We’ve talked to residents and relatives and the message is clear: they want justice to mean prosecutions and punishment. Newsnight had fresh claims of what many suspected, that the cladding on the tower was a cheaper version than others. But it will be interesting to see just whether or how everyone has jumped the gun on the cause or causes of the fire.

One of the least noticed parts of George Osborne’s Esquire interview yesterday was his firm insistence that his newspaper would not chase down what he felt was the erroneous claim that ‘austerity’ and ‘Tory cuts’ led to the disaster. “I was sceptical of the instant experts in other papers who rushed to blame the whole thing on Kensington and Chelsea Council saving costs.. “It’s the kind of sloppy journalism I’m trying to get my paper, at least, away from. The failure was a massive failure of fire standards over many, many years, and that is a scandal we’ve talked about.”

He’s right that a lack of regulation under both Labour and Tory governments may be the real focus, but the inquiry may shed new light on all that.
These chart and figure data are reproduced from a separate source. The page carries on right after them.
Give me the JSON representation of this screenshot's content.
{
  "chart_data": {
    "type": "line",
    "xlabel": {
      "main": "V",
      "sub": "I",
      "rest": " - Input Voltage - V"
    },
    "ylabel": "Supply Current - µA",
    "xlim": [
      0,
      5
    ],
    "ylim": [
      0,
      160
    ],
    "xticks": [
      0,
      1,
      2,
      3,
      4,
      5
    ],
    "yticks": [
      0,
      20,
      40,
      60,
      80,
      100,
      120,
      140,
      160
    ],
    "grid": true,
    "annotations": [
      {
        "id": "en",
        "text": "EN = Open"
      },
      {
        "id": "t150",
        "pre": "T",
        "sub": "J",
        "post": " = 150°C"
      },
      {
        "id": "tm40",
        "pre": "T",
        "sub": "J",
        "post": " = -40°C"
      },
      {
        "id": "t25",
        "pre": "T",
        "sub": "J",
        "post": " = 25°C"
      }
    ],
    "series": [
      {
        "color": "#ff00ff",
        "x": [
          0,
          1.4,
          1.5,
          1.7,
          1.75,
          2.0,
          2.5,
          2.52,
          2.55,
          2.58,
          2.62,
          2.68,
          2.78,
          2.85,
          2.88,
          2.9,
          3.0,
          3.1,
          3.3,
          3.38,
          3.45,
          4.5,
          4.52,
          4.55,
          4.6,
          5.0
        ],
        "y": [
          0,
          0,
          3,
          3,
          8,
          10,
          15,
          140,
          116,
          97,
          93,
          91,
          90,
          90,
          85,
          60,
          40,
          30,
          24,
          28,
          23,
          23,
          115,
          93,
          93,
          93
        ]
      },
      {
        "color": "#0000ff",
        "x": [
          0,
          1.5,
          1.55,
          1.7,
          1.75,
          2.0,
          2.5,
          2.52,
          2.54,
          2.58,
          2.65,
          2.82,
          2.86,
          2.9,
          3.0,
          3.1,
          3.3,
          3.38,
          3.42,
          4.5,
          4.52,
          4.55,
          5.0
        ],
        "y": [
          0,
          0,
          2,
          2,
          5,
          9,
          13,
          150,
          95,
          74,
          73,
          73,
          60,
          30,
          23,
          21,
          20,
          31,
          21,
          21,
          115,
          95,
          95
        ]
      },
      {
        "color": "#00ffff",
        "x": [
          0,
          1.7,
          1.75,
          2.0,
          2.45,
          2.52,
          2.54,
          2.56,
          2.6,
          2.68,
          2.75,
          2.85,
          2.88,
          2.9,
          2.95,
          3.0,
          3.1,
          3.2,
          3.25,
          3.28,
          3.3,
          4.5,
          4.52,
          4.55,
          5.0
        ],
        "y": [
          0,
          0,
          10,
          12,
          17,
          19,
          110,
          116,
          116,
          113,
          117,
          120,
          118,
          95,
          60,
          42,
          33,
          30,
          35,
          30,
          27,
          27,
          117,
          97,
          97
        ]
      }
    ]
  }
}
If the hearings somehow mix the Hutton Inquiry’s forensic rigour with the Hillsborough Inquiry’s human focus and testimony, we will all benefit.

Esquire’s extended profile of George Osborne has certainly created waves with its eye-catching line about him not resting until Theresa May is “chopped up in bags in my freezer”. The aside is said to have been made to Evening Standard staff more than once, though there’s no confirmation from the Editor if he did indeed utter the line (some think it sounds more like the kind of thing David Cameron would say).

The remark was met with a speedy backlash however as plenty on Twitter felt it was evidence of sexism as well as a penchant for low-budget horror movies. Labour’s Chris Bryant used a debate on women in politics to declare “It’s that kind of language, which I think is misogynistic in its basis, which should be done away with”.

Iain Duncan Smith said that macabre imagery was irresponsible in an era in which women in public life faced “vile abuse”. Maria Miller, who chairs the women and equalities committee, said: “We need to debate with facts not vile personal abuse.” Let’s see if Osborne – who had conjured up Dead Woman Walking and other zombie imagery in his paper of late - in any way addresses the topic in his Standard leader column today.